Slowing the rate at which damage accumulates is generally a bad idea, because damage will continue to accumulate until it kills you. Instead, SENS proposes to periodically repair that damage in order to keep it below the threshold at which it would cause pathology. However, there are a few exceptions to periodic-repair rule such as when dealing with mitochondrial mutations and WILT.

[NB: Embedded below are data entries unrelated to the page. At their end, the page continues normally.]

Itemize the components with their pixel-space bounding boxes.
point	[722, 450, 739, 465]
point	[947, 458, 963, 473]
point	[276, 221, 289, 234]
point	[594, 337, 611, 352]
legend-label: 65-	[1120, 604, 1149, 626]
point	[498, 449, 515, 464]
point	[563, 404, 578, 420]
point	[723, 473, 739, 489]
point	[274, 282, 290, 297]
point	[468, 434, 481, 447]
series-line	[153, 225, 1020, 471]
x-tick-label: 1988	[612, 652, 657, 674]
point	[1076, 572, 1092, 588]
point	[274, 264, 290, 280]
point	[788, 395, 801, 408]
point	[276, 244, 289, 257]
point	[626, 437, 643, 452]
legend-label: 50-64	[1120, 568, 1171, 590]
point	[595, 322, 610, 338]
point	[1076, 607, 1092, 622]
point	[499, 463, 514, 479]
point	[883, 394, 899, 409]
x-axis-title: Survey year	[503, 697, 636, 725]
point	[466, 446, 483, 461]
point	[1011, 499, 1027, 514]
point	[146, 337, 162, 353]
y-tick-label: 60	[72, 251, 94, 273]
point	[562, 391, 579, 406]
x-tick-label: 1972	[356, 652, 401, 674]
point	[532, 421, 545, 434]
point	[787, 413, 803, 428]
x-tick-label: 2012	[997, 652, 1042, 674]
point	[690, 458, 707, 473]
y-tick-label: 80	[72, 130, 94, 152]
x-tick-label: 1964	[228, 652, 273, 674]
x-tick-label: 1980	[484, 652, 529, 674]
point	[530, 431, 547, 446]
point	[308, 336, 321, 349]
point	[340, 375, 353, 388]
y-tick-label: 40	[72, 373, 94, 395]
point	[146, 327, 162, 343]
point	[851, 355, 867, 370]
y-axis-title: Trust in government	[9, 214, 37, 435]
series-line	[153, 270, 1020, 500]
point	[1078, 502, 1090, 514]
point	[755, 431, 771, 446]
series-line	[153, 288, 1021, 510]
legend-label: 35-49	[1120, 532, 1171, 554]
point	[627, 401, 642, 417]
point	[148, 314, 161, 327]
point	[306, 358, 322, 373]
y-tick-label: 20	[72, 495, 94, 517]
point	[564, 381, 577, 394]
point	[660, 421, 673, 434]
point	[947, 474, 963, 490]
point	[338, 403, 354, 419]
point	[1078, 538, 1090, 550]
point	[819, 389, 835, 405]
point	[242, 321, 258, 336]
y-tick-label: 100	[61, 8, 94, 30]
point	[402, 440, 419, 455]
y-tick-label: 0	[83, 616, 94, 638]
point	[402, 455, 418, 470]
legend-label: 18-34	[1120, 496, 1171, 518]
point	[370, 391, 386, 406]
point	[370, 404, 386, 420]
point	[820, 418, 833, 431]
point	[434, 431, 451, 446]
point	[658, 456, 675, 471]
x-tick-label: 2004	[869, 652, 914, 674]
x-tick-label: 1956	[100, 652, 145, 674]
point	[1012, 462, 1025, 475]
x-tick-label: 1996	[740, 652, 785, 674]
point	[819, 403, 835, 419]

Oxidation damage inside cells is caused by mutant mitochondria, and the SENS solution is to insert copies of non-mutant mito genes into the nucleus. This should prevent the cell’s degradation machinery from being overwhelmed by having to process too much oxidized protein junk. Declines in cellular function are partly caused by mutant mitos, and this may also explain why 20S Proteasome function can also decline.
As for other forms of damage, it does seem that SENS focuses on repairing damage when it has already accumulated, rather than investigations into targeted interventions that can significantly slow this damage. Eg with proteasomes. The quote below is quite powerful~~
Slowing the rate at which damage accumulates is generally a bad idea, because damage will continue to accumulate until it kills you. Instead, SENS proposes to periodically repair that damage in order to keep it below the threshold at which it would cause pathology. However, there are a few exceptions to periodic-repair rule such as when dealing with mitochondrial mutations and WILT.
Oxidation damage inside cells is caused by mutant mitochondria, and the SENS solution is to insert copies of non-mutant mito genes into the nucleus. This should prevent the cell’s degradation machinery from being overwhelmed by having to process too much oxidized protein junk. Declines in cellular function are partly caused by mutant mitos, and this may also explain why 20S Proteasome function can also decline.